Yo gemía, gritaba, estaba fuera de mí. Me aparté el pelo de la cara con una mano. Ahora era yo la que deseaba verle, observarle en toda su virilidad, compaginar las embestidas con el fulgor espeso de sus miradas. En un momento dado sus ojos se entornaron y la dureza de su pene adquirió proporciones míticas. Sí, no sé de qué manera pero lo supe.
- Córrete cielo, córrete dentro mi amor
Al instante un gemido gutural salió de su garganta y una ola de leche caliente llenó mis entrañas. Contuve como pude el orgasmo en el paladar, pero al tercer movimiento espasmódico de su polla dentro de mí, una tormenta de sensaciones me envolvió por completo. Mi cuerpo empezó a convulsionar, mi coño se contraía tratando de canalizar aquella salvajada de corrida. Sintiéndome sujetada por él, llevé las manos hacia atrás para rodear su torso contra mí tratando de decirle que, por favor, no la sacase todavía. La sentía dentro, muy dentro, y sobre todo, perfectamente acoplada.

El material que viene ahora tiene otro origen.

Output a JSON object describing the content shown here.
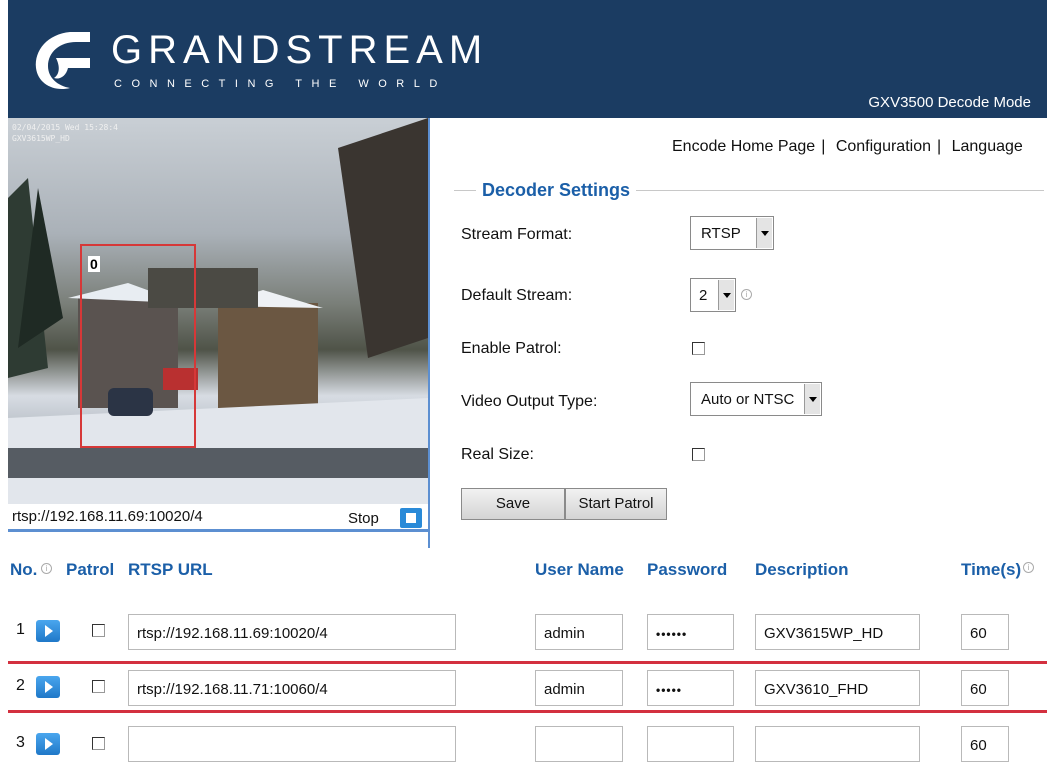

Pasó un tiempo inmemorial, quizá fueron dos segundos o quizá veinte minutos. No lo sé calibrar porque mi mente vagaba encendida de cesura en cesura, de pliegue en pliegue de mi piel. Al rato su semen empezó a bajarme por la entrepierna. Uf, que caliente seguía estando. Deseaba a aquel hombre más y más.
Me giré y antes de besarle para volver a empezar le dije.
- ¿Qué te parece si le damos a eso continuidad?, ¿qué te parece esta noche en mi casa para cenar?
Antes de responder con una enorme sonrisa, ya sabía yo qué vestido iba a ponerme, que tacones y, por supuesto, que ropa interior. Iba a ser el postre final a un día que aunque intuí empezó mal, iba acabar con fuegos artificiales.